Restructuring Talks Underway at Opel and Volkswagen
October 21, 2004After nearly a week of strikes at Opel plants, workers agreed to return to the assembly line on Thursday, while negotiations carried on behind close doors between union representatives and the management of the German branch of US auto giant General Motors. At the same time, talks between the management of VW, Europe's biggest carmaker, and the powerful IG Metall labor union entered their fourth round in Hanover, northern Germany, after a week-long break.
VW is seeking a two-year wage freeze for the 103,000 staff at its German production sites and a 30 percent reduction in labor costs by 2011. For their part, unions are demanding job guarantees for 10 years plus a four percent increase in wages.
The clock is ticking
Time is running out for both sides -- VW's current wage agreement expires on Oct. 28, as does the so-called "Friedenspflicht" deadline banning industrial action during wage negotiations.

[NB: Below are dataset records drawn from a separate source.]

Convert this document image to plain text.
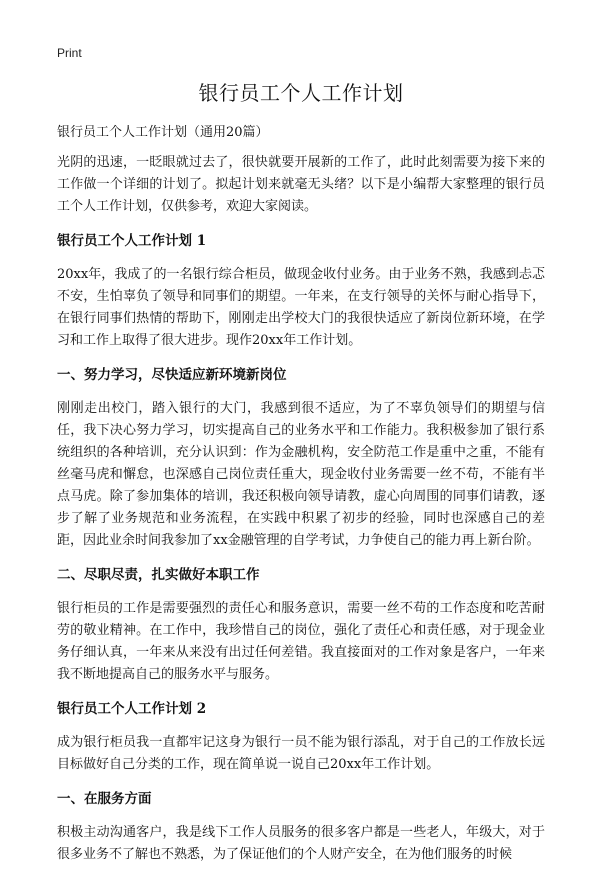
Print
银行员工个人工作计划
银行员工个人工作计划（通用20篇）

光阴的迅速，一眨眼就过去了，很快就要开展新的工作了，此时此刻需要为接下来的工作做一个详细的计划了。拟起计划来就毫无头绪？以下是小编帮大家整理的银行员工个人工作计划，仅供参考，欢迎大家阅读。

银行员工个人工作计划 1

20xx年，我成了的一名银行综合柜员，做现金收付业务。由于业务不熟，我感到忐忑不安，生怕辜负了领导和同事们的期望。一年来，在支行领导的关怀与耐心指导下，在银行同事们热情的帮助下，刚刚走出学校大门的我很快适应了新岗位新环境，在学习和工作上取得了很大进步。现作20xx年工作计划。

一、努力学习，尽快适应新环境新岗位

刚刚走出校门，踏入银行的大门，我感到很不适应，为了不辜负领导们的期望与信任，我下决心努力学习，切实提高自己的业务水平和工作能力。我积极参加了银行系统组织的各种培训，充分认识到：作为金融机构，安全防范工作是重中之重，不能有丝毫马虎和懈怠，也深感自己岗位责任重大，现金收付业务需要一丝不苟，不能有半点马虎。除了参加集体的培训，我还积极向领导请教，虚心向周围的同事们请教，逐步了解了业务规范和业务流程，在实践中积累了初步的经验，同时也深感自己的差距，因此业余时间我参加了xx金融管理的自学考试，力争使自己的能力再上新台阶。

二、尽职尽责，扎实做好本职工作

银行柜员的工作是需要强烈的责任心和服务意识，需要一丝不苟的工作态度和吃苦耐劳的敬业精神。在工作中，我珍惜自己的岗位，强化了责任心和责任感，对于现金业务仔细认真，一年来从来没有出过任何差错。我直接面对的工作对象是客户，一年来我不断地提高自己的服务水平与服务。

银行员工个人工作计划 2

成为银行柜员我一直都牢记这身为银行一员不能为银行添乱，对于自己的工作放长远目标做好自己分类的工作，现在简单说一说自己20xx年工作计划。

一、在服务方面

积极主动沟通客户，我是线下工作人员服务的很多客户都是一些老人，年级大，对于很多业务不了解也不熟悉，为了保证他们的个人财产安全，在为他们服务的时候
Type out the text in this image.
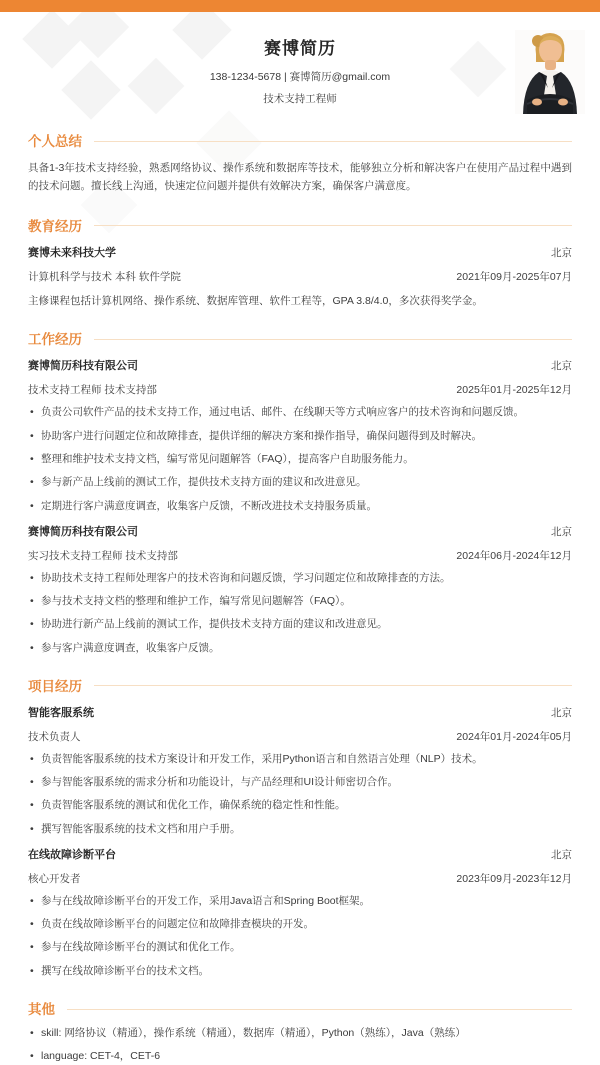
赛博简历
138-1234-5678 | 赛博简历@gmail.com
技术支持工程师
个人总结

具备1-3年技术支持经验，熟悉网络协议、操作系统和数据库等技术，能够独立分析和解决客户在使用产品过程中遇到的技术问题。擅长线上沟通，快速定位问题并提供有效解决方案，确保客户满意度。

教育经历
赛博未来科技大学	北京
计算机科学与技术 本科 软件学院	2021年09月-2025年07月
主修课程包括计算机网络、操作系统、数据库管理、软件工程等，GPA 3.8/4.0，多次获得奖学金。
工作经历
赛博简历科技有限公司	北京
技术支持工程师 技术支持部	2025年01月-2025年12月
• 负责公司软件产品的技术支持工作，通过电话、邮件、在线聊天等方式响应客户的技术咨询和问题反馈。
• 协助客户进行问题定位和故障排查，提供详细的解决方案和操作指导，确保问题得到及时解决。
• 整理和维护技术支持文档，编写常见问题解答（FAQ），提高客户自助服务能力。
• 参与新产品上线前的测试工作，提供技术支持方面的建议和改进意见。
• 定期进行客户满意度调查，收集客户反馈，不断改进技术支持服务质量。
赛博简历科技有限公司	北京
实习技术支持工程师 技术支持部	2024年06月-2024年12月
• 协助技术支持工程师处理客户的技术咨询和问题反馈，学习问题定位和故障排查的方法。
• 参与技术支持文档的整理和维护工作，编写常见问题解答（FAQ）。
• 协助进行新产品上线前的测试工作，提供技术支持方面的建议和改进意见。
• 参与客户满意度调查，收集客户反馈。
项目经历
智能客服系统	北京
技术负责人	2024年01月-2024年05月
• 负责智能客服系统的技术方案设计和开发工作，采用Python语言和自然语言处理（NLP）技术。
• 参与智能客服系统的需求分析和功能设计，与产品经理和UI设计师密切合作。
• 负责智能客服系统的测试和优化工作，确保系统的稳定性和性能。
• 撰写智能客服系统的技术文档和用户手册。
在线故障诊断平台	北京
核心开发者	2023年09月-2023年12月
• 参与在线故障诊断平台的开发工作，采用Java语言和Spring Boot框架。
• 负责在线故障诊断平台的问题定位和故障排查模块的开发。
• 参与在线故障诊断平台的测试和优化工作。
• 撰写在线故障诊断平台的技术文档。
其他
• skill: 网络协议（精通），操作系统（精通），数据库（精通），Python（熟练），Java（熟练）
• language: CET-4，CET-6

IG Metall has said it would call for warning strikes if no progress were made by next week. "If no outcome is reached by Oct. 28, VW will face warning strikes in early November," said the union's chief negotiator Harmut Meine.
Possibilities for compromise
The union was prepared to explore possibilities for compromise in management's cost-cutting plans. But that was not a blank check for management to make demands that were unacceptable, Meine said.
Some progress appeared to have been made at the end of a third round of negotiations last week. Management indicated it was ready to provide job guarantees -- the main demand of the IG Metall labor union -- in return for concessions on the part of workforce.
IG Metall described the development as a "small step in the right direction" but key issues still needed to be resolved. And VW's chief negotiator, Josef-Fidelis Senn, also said that the two sides were still "a long way apart" on many details.
Looking for a way out of crisis
At Opel, General Motors management and employee representatives met in Rüsselsheim, near Frankfurt, to discuss ways out of the carmaker's current crisis, following the decision by Opel workers to return to work after several days of walkouts.
Top of the agenda were GM's plans to axe thousands of jobs in Europe and in Germany in particular. The negotiations were expected to last weeks as management and unions hammered out ways of keeping redundancies to a minimum and sought solutions to maintain Opel's German manufacturing base in the long term.
Workers at the car maker's Bochum factory, seen as one of the main targets of GM's draconian cost-cutting plans, voted Wednesday to return to work following nearly a week of unofficial strikes.
The workers had been out since last Thursday after GM unveiled plans to slash 12,000 jobs in Europe -- including 10,000 in Germany alone -- as part of a €500 million ($625 million) cost-cutting drive.
The work stoppages were illegal under German labor law, since they had been staged without an official strike ballot.